Ongoing, relational transformation that composes new capacities and relations in a field of forces, where entities do not pre-exist their relations but take shape through them.
In postqualitative, posthumanist, and new materialist thought, becoming names the continuous production of difference through immanent relations, rather than a transition between fixed states. Drawing across Deleuze and Guattari, becoming is more than imitation or evolution toward a model: it is an intensive, minoritarian process that alters what bodies and collectives can do, often along “molecular” lines of change. It unfolds across multiplicities and affects, as capacities are composed in encounter, generating becomings-animal, -woman, -molecular, -imperceptible, and more—each a concrete reconfiguration of relations and potentials in a given assemblage. In this register, time is not a sequence of already-formed identities but an event of difference that actualizes the virtual through novel compositions of force and matter.

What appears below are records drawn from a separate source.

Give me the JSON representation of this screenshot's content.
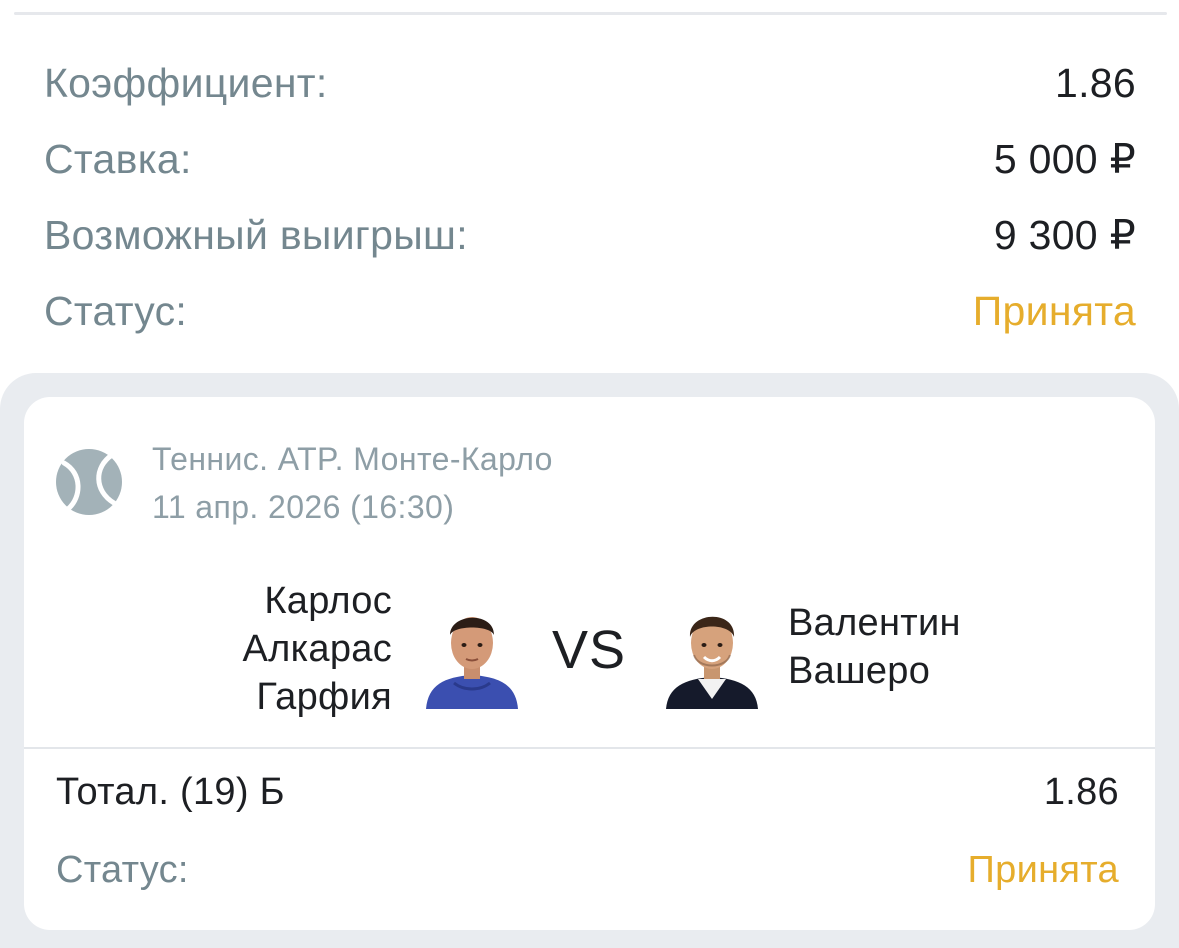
{
  "summary": {
    "odds_label": "Коэффициент:",
    "odds_value": "1.86",
    "stake_label": "Ставка:",
    "stake_value": "5 000 ₽",
    "payout_label": "Возможный выигрыш:",
    "payout_value": "9 300 ₽",
    "status_label": "Статус:",
    "status_value": "Принята"
  },
  "event": {
    "sport_icon": "tennis-ball-icon",
    "league": "Теннис. ATP. Монте-Карло",
    "date": "11 апр. 2026 (16:30)",
    "player_left": {
      "name_line1": "Карлос",
      "name_line2": "Алкарас",
      "name_line3": "Гарфия",
      "avatar_icon": "player-avatar-icon"
    },
    "vs": "VS",
    "player_right": {
      "name_line1": "Валентин",
      "name_line2": "Вашеро",
      "avatar_icon": "player-avatar-icon"
    }
  },
  "bet": {
    "market": "Тотал. (19) Б",
    "odds": "1.86",
    "status_label": "Статус:",
    "status_value": "Принята"
  },
  "colors": {
    "accent_status": "#e6ad2c",
    "label_gray": "#74878f",
    "text_dark": "#1d1f23",
    "card_background": "#e9ecf0"
  }
}
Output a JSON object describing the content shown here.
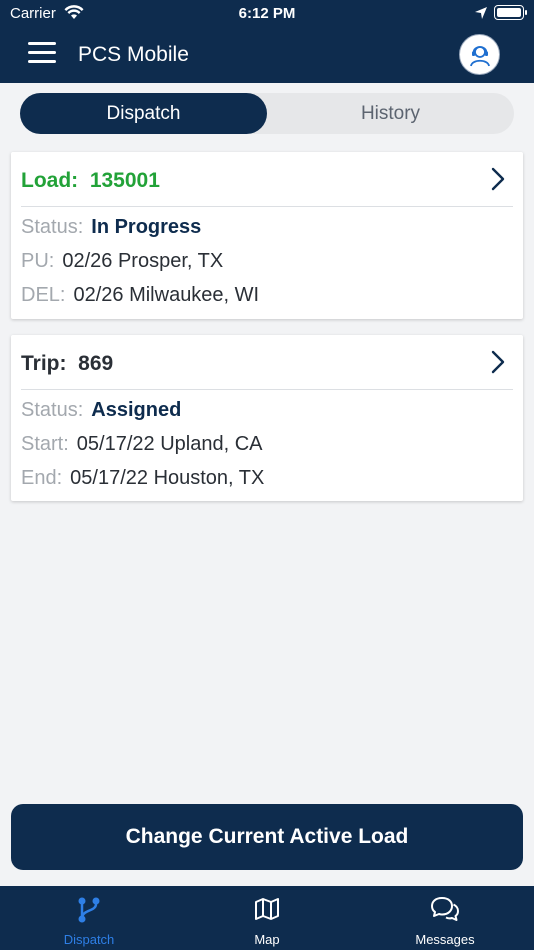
{
  "status_bar": {
    "carrier": "Carrier",
    "time": "6:12 PM"
  },
  "header": {
    "title": "PCS Mobile",
    "menu_icon": "hamburger-icon",
    "profile_icon": "user-support-icon"
  },
  "segments": {
    "dispatch": "Dispatch",
    "history": "History",
    "selected": "Dispatch"
  },
  "load_card": {
    "title_label": "Load:",
    "title_value": "135001",
    "title_color": "#22a238",
    "rows": [
      {
        "label": "Status:",
        "value": "In Progress"
      },
      {
        "label": "PU:",
        "value": "02/26 Prosper, TX"
      },
      {
        "label": "DEL:",
        "value": "02/26 Milwaukee, WI"
      }
    ]
  },
  "trip_card": {
    "title_label": "Trip:",
    "title_value": "869",
    "rows": [
      {
        "label": "Status:",
        "value": "Assigned"
      },
      {
        "label": "Start:",
        "value": "05/17/22 Upland, CA"
      },
      {
        "label": "End:",
        "value": "05/17/22 Houston, TX"
      }
    ]
  },
  "primary_button": {
    "label": "Change Current Active Load"
  },
  "tabbar": {
    "active_color": "#2e7fe6",
    "items": [
      {
        "label": "Dispatch",
        "icon": "route-icon",
        "active": true
      },
      {
        "label": "Map",
        "icon": "map-icon",
        "active": false
      },
      {
        "label": "Messages",
        "icon": "chat-bubbles-icon",
        "active": false
      }
    ]
  }
}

New materialist and feminist posthumanist work further extends becoming as a worldly, more-than-human process. Haraway’s “becoming-with” foregrounds co-composition across species and technologies; Braidotti’s posthuman subject is a nomadic assemblage in process; Barad’s agential realism treats becoming as the intra-activity of spacetime-mattering, where phenomena, bodies, and apparatuses co-emerge through agential cuts. Becoming thus marks an onto-epistemological commitment: reality is processual; knowing participates in the world’s ongoing differentiation; ethics attends to what relations are being made possible or foreclosed in every methodological and pedagogical choice.

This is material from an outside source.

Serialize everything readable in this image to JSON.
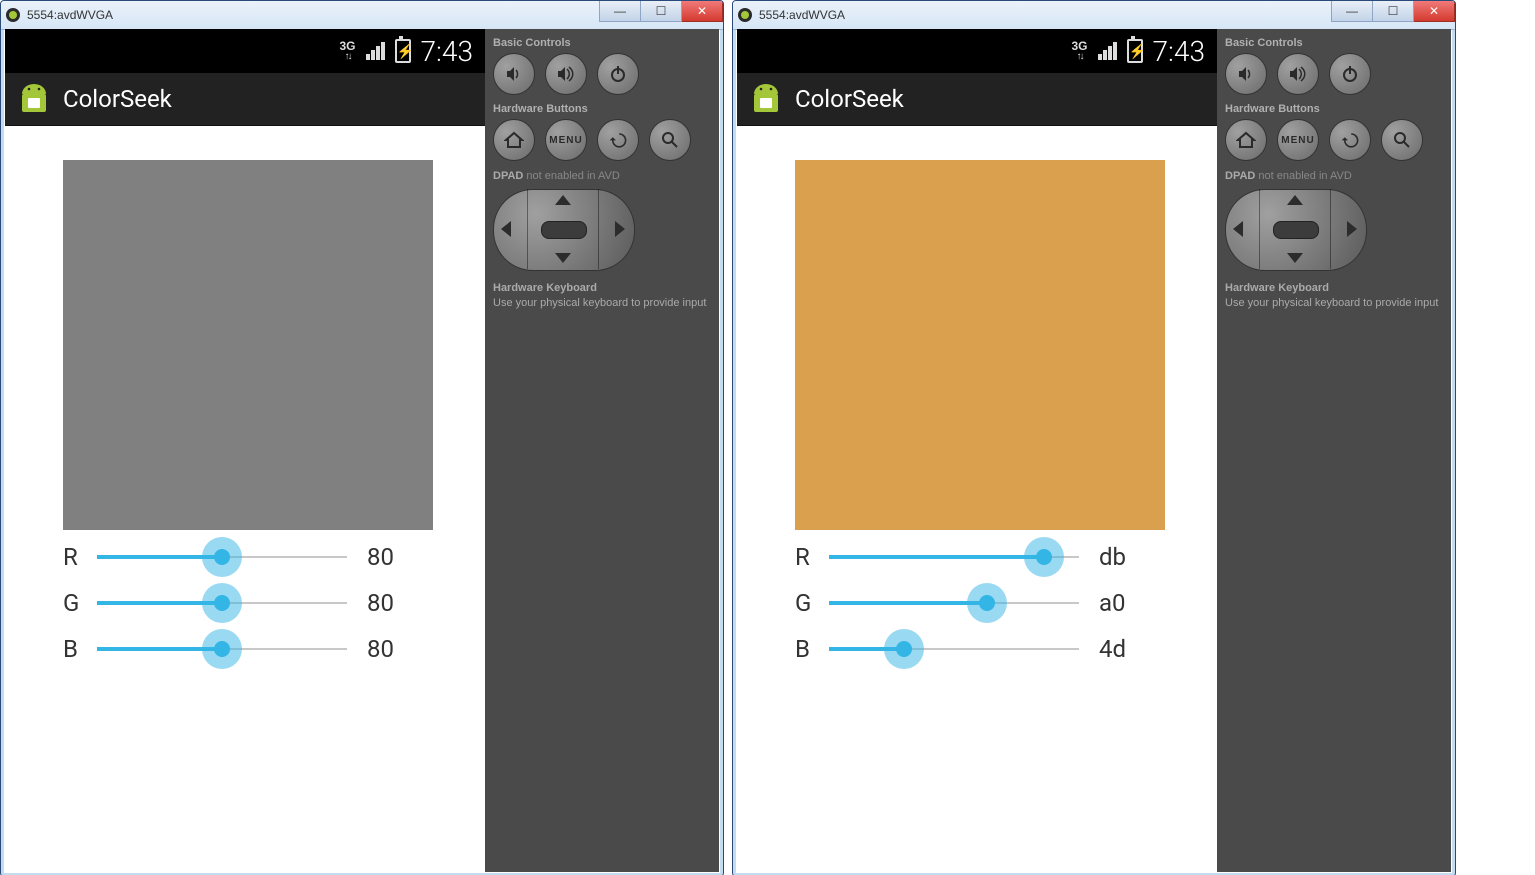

Treating inquiry as becoming reorients method from representation to composition. Research designs are understood as apparatuses that participate in worldly becomings, so decisions about concepts, materials, and analyses are agential cuts that condition which relations and capacities can emerge. Analysis attunes to intensities, transitions, and new capacities—how affects circulate, how assemblages shift, and how matter-discourse co-constitutes phenomena. Rather than coding toward stable essences, postqualitative inquiry traces trajectories, maps emergent relations, experiments with concepts as methods, and stays accountable to the differential becomings it sponsors.

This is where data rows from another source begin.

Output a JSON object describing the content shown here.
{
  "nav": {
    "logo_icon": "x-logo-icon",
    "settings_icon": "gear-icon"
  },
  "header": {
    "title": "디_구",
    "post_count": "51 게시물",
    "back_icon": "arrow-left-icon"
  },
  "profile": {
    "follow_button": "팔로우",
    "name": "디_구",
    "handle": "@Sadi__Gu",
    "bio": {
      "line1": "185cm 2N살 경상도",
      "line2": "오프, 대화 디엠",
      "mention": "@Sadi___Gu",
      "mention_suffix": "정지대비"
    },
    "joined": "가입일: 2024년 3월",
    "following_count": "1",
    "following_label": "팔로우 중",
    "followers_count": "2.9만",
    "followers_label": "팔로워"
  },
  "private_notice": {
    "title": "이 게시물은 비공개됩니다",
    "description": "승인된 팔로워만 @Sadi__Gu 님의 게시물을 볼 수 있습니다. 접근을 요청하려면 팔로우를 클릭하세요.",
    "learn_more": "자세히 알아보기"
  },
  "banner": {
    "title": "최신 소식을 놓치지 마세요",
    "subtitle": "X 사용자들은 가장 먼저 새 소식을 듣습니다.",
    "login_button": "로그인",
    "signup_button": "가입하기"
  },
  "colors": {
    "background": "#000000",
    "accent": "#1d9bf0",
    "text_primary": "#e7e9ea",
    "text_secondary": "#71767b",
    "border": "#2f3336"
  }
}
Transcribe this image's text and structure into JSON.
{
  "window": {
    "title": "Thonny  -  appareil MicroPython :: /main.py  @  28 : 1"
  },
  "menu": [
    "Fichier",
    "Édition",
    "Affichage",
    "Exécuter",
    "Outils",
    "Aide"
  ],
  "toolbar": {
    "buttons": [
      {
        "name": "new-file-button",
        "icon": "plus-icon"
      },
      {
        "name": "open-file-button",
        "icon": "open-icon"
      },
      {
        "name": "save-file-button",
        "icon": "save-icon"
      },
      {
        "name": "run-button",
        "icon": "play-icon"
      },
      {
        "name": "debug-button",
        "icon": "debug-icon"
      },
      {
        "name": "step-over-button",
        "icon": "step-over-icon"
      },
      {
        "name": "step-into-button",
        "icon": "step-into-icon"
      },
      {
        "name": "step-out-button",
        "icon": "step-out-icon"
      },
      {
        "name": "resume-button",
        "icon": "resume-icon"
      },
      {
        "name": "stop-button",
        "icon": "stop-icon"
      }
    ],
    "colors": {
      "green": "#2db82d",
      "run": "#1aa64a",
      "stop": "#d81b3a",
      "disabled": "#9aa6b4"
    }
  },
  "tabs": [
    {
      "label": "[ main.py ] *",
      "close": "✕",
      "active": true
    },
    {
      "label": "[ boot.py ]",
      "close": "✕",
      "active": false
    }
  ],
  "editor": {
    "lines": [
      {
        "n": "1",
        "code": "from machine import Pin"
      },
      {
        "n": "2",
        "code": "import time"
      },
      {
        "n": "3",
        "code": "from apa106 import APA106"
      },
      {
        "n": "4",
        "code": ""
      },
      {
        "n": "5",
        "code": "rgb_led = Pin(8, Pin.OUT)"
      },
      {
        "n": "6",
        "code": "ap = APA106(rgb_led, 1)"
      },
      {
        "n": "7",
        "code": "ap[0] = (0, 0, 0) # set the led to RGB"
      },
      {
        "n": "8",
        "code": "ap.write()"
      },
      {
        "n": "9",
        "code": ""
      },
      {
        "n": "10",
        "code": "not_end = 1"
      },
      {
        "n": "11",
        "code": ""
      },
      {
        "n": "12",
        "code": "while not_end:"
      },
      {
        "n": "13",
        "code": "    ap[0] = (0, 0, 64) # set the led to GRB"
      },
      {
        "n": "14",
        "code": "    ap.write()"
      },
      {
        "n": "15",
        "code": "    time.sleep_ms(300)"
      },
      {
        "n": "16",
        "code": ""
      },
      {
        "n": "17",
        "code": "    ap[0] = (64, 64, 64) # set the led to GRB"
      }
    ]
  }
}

Becoming reframes writing pedagogy as an evolving assemblage in which instructors, students, interfaces, prompts, datasets, institutional policies, and assessment practices co-compose new capacities for reading, writing, and judging. It clarifies how affective climates in AI-entangled classrooms are not internal states but relational becomings shaped by media discourse, platform frictions, and histories of writing instruction. It offers conceptual traction for analyzing shifts in authorship and creativity as emergent capacities distributed across humans and tools, where composing is a relay of affects, gestures, and material constraints that alter who or what can write, revise, or respond. It also helps examine how tangible artifacts—revision histories, prompt chains, feedback traces—participate in the classroom’s becoming, rendering certain practices legible while making others imperceptible, and thereby orienting what learning can become in situ.